Digital Twins Are Entering Mainstream Use

Digital Twins Are Entering Mainstream Use
Fotolia

13 percent of organizations implementing IoT projects already use digital twins, while 62 percent are either in the process of establishing digital twin use or plan to do so, according to a recent IoT implementation survey by Gartner. The company defines a digital twin as a software design pattern that represents a physical object with the objective of understanding the asset’s state, responding to changes, improving business operations and adding value.

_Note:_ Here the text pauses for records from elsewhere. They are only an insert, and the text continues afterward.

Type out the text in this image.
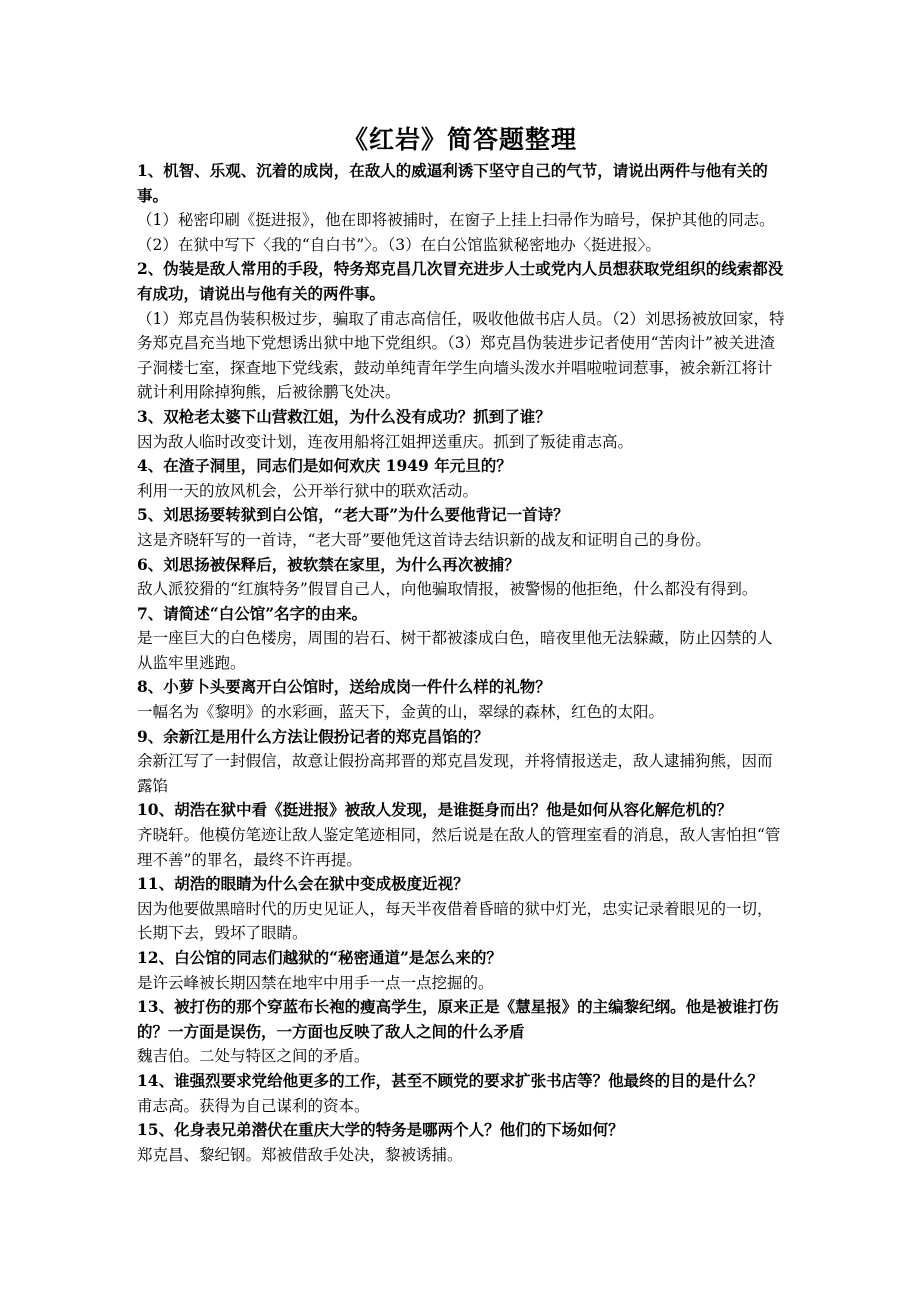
《红岩》简答题整理

1、机智、乐观、沉着的成岗，在敌人的威逼利诱下坚守自己的气节，请说出两件与他有关的事。

（1）秘密印刷《挺进报》，他在即将被捕时，在窗子上挂上扫帚作为暗号，保护其他的同志。（2）在狱中写下〈我的“自白书”〉。（3）在白公馆监狱秘密地办〈挺进报〉。

2、伪装是敌人常用的手段，特务郑克昌几次冒充进步人士或党内人员想获取党组织的线索都没有成功，请说出与他有关的两件事。

（1）郑克昌伪装积极过步，骗取了甫志高信任，吸收他做书店人员。（2）刘思扬被放回家，特务郑克昌充当地下党想诱出狱中地下党组织。（3）郑克昌伪装进步记者使用“苦肉计”被关进渣子洞楼七室，探查地下党线索，鼓动单纯青年学生向墙头泼水并唱啦啦词惹事，被余新江将计就计利用除掉狗熊，后被徐鹏飞处决。

3、双枪老太婆下山营救江姐，为什么没有成功？抓到了谁？

因为敌人临时改变计划，连夜用船将江姐押送重庆。抓到了叛徒甫志高。

4、在渣子洞里，同志们是如何欢庆 1949 年元旦的？

利用一天的放风机会，公开举行狱中的联欢活动。

5、刘思扬要转狱到白公馆，“老大哥”为什么要他背记一首诗？

这是齐晓轩写的一首诗，“老大哥”要他凭这首诗去结识新的战友和证明自己的身份。

6、刘思扬被保释后，被软禁在家里，为什么再次被捕？

敌人派狡猾的“红旗特务”假冒自己人，向他骗取情报，被警惕的他拒绝，什么都没有得到。

7、请简述“白公馆”名字的由来。

是一座巨大的白色楼房，周围的岩石、树干都被漆成白色，暗夜里他无法躲藏，防止囚禁的人从监牢里逃跑。

8、小萝卜头要离开白公馆时，送给成岗一件什么样的礼物？

一幅名为《黎明》的水彩画，蓝天下，金黄的山，翠绿的森林，红色的太阳。

9、余新江是用什么方法让假扮记者的郑克昌馅的？

余新江写了一封假信，故意让假扮高邦晋的郑克昌发现，并将情报送走，敌人逮捕狗熊，因而露馅

10、胡浩在狱中看《挺进报》被敌人发现，是谁挺身而出？他是如何从容化解危机的？

齐晓轩。他模仿笔迹让敌人鉴定笔迹相同，然后说是在敌人的管理室看的消息，敌人害怕担“管理不善”的罪名，最终不许再提。

11、胡浩的眼睛为什么会在狱中变成极度近视？

因为他要做黑暗时代的历史见证人，每天半夜借着昏暗的狱中灯光，忠实记录着眼见的一切，长期下去，毁坏了眼睛。

12、白公馆的同志们越狱的“秘密通道”是怎么来的？

是许云峰被长期囚禁在地牢中用手一点一点挖掘的。

13、被打伤的那个穿蓝布长袍的瘦高学生，原来正是《慧星报》的主编黎纪纲。他是被谁打伤的？一方面是误伤，一方面也反映了敌人之间的什么矛盾

魏吉伯。二处与特区之间的矛盾。

14、谁强烈要求党给他更多的工作，甚至不顾党的要求扩张书店等？他最终的目的是什么？

甫志高。获得为自己谋利的资本。

15、化身表兄弟潜伏在重庆大学的特务是哪两个人？他们的下场如何？

郑克昌、黎纪钢。郑被借敌手处决，黎被诱捕。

While only 13 percent of respondents claim to already use digital twins, 62 percent are either in the process of establishing the technology or plan to do so in the next year. This rapid growth in adoption is due to extensive marketing and education by technology vendors, but also because digital twins are delivering business value and have become part of enterprise IoT and digital strategies.

A key factor for enterprises implementing IoT is that their digital twins serve different constituencies inside and outside the enterprise. 54 percent of respondents reported that while most of their digital twins serve only one constituency, sometimes their digital twins served multiple; nearly a third stated that either most or all their digital twins served multiple constituencies. For example, the constituencies of a connected car digital twin can include the manufacturer, a customer service provider and the insurance company, each with a need for different IoT data.

When an organization has multiple digital twins deployed, it might make sense to integrate them. For example, in a power plant with IoT-connected industrial valves, pumps and generators, there is a role for digital twins for each piece of equipment, as well as a composite digital twin, which aggregates IoT data across the equipment to analyze overall operations.

Despite this setup being very complex, 61 percent of companies that have implemented digital twins have already integrated at least one pair of digital twins with each other, and even more, 74 percent of organizations that have not yet integrated digital twins, will do so in the next five years. However, this result also means that 39 percent of respondents have not yet integrated any digital twins; of those, 26 percent still do not plan to do so in five years.